摘要
Objective Striatum may be involved in depressive disorders according to the neuroimaging analysis and clinical data. However, no animal model at present supported the possible role of striatum in the pathogenesis of depression. In the present study, we have investigated the depressive-like behavior in mice recently intoxicated with 3-nitropropionic acid (3- NP), a widely known toxin that selectively damages the striatum in the brain. Methods Mouse model was made with subacute systemic 3-NP treatment, and the depressive-like behavior was measured using the duration of immobility during forced swimming test (FST). Results When the mice at day 15 post-intoxication just totally recovered from motor deficits, the duration of immobility in FST was significantly longer than that in controls. The depressive-like behavior was not due to the fatigue or general sickness following 3-NP intoxication and could be reversed by the antidepressant, desipramine hydrochloride. In two successive FST in 24 h interval, the depressive-like behavior could be observed again in subsequent FST (at day 16 post-intoxication), and the mice presented a normal "learned helplessness". Conclusion A novel depression animal model could be established in mice during the initial period of recovery from 3-NP intoxication. The depression-like behavior might occur independently without involvement of cognitive defects, and the striatal lesions may underlie the depression-like behavior attributable to 3-NP intoxication.
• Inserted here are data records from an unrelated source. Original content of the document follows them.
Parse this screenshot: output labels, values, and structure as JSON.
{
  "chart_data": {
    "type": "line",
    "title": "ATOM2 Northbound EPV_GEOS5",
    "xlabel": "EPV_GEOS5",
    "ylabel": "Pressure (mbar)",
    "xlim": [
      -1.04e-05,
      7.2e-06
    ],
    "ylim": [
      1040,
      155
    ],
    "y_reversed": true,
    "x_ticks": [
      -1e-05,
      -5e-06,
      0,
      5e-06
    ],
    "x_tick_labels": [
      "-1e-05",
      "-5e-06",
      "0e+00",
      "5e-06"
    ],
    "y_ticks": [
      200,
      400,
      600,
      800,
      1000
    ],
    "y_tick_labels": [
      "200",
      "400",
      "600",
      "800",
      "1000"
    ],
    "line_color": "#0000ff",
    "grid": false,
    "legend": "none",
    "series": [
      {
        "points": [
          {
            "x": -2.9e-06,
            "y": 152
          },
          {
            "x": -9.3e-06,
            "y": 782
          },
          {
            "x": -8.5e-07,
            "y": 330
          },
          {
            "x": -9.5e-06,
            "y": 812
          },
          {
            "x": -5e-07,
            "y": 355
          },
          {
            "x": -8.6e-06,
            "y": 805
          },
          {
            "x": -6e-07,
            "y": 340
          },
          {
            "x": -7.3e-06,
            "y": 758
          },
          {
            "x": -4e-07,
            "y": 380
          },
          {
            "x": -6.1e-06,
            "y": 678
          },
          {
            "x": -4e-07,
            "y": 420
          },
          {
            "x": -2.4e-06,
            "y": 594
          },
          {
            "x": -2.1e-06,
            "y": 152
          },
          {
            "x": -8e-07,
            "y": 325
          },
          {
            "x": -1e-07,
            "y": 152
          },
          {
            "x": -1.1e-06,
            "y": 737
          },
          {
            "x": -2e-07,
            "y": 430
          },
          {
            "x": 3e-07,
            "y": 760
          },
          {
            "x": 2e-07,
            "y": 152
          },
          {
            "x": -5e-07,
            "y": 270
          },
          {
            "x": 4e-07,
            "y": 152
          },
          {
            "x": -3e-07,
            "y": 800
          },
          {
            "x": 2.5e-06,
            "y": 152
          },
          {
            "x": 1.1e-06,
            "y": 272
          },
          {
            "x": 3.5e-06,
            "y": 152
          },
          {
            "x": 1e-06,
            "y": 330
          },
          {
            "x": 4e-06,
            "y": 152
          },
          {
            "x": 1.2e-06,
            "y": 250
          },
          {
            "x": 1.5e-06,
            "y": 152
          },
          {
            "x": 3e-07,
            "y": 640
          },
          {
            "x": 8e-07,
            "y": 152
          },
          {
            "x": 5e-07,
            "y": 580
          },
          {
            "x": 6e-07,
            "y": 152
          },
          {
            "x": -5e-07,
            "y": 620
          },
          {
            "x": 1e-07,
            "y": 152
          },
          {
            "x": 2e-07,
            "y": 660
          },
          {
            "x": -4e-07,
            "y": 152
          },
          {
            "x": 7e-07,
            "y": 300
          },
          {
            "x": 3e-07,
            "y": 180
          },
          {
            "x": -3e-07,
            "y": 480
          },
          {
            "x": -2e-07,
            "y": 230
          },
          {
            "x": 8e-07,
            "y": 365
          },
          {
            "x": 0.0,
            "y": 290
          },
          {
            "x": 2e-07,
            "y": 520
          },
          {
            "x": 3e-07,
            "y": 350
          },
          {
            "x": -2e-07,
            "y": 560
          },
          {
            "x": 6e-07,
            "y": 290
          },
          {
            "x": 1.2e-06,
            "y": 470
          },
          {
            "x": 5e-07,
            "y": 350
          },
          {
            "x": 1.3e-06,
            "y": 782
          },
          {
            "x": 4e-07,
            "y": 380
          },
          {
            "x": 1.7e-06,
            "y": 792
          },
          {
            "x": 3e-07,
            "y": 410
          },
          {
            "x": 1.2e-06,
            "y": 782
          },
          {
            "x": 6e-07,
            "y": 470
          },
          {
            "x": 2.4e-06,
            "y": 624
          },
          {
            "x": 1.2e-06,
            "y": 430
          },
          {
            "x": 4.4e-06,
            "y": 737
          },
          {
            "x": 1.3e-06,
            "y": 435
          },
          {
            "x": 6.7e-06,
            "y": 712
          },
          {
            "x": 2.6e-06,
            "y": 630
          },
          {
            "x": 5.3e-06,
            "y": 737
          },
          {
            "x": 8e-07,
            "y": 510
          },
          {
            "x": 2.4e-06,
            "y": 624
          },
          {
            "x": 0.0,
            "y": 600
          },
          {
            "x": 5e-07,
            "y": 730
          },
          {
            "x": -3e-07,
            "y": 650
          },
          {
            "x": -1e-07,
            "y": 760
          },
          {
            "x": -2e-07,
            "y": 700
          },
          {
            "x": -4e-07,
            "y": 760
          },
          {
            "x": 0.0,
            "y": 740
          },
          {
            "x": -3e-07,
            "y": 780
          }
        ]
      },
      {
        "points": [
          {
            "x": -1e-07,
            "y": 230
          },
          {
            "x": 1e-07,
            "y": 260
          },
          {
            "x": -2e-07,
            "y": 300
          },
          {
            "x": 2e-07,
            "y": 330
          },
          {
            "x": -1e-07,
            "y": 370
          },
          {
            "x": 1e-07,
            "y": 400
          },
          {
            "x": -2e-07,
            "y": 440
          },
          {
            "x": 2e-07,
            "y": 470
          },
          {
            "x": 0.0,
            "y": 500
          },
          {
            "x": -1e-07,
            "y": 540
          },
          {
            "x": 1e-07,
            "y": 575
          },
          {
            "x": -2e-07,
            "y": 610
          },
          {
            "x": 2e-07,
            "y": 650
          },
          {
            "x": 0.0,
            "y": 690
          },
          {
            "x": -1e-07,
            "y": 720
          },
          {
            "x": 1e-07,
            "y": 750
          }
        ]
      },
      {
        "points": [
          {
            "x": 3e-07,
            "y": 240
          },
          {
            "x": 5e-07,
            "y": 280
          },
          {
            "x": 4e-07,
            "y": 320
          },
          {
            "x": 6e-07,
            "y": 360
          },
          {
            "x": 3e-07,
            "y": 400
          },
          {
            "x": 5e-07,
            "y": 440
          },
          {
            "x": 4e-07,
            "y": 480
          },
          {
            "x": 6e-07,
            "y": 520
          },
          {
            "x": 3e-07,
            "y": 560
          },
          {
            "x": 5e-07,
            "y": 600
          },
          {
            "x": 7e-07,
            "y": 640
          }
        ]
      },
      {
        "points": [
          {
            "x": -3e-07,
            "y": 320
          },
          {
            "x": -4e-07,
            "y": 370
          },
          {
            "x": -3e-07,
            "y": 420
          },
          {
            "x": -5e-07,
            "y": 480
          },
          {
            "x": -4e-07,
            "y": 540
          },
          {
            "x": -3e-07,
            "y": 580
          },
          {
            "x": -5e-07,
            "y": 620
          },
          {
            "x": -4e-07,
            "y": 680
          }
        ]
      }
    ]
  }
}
目的纹状体可能与抑郁症的发生有关,但是目前还没有动物实验模型支持纹状体在抑郁症发病过程中的可能作用的证据。本研究在选择性损伤纹状体的3-硝基丙酸(3-NP)中毒动物实验模型上,观察小鼠是否出现抑郁样症状。方法采用亚急性系统给予3-NP的方式制作小鼠实验模型,用强迫游泳实验(forced swimming test, FST)中的漂浮时间评价小鼠的抑郁样症状。结果在注射3-NP后的15天,即小鼠完全恢复运动功能后的早期,小鼠在FST中的漂浮时间较对照组明显延长。这种抑郁样症状不是由于3-NP中毒后引起的疲劳或虚弱所造成,可被抗抑郁药去甲丙米嗪消除。在间隔24 h的两次FST中,可在24 h后(3-NP中毒后16天)FST中再次观察到这种抑郁样症状,小鼠还显示如常的习得性无助反应。结论在3-NP中毒恢复期小鼠可建立一种新型的动物抑郁模型,小鼠的抑郁样症状可能不涉及认知缺陷而独立存在,而纹状体的损伤可能与3-NP中毒后抑郁样症状的产生有关。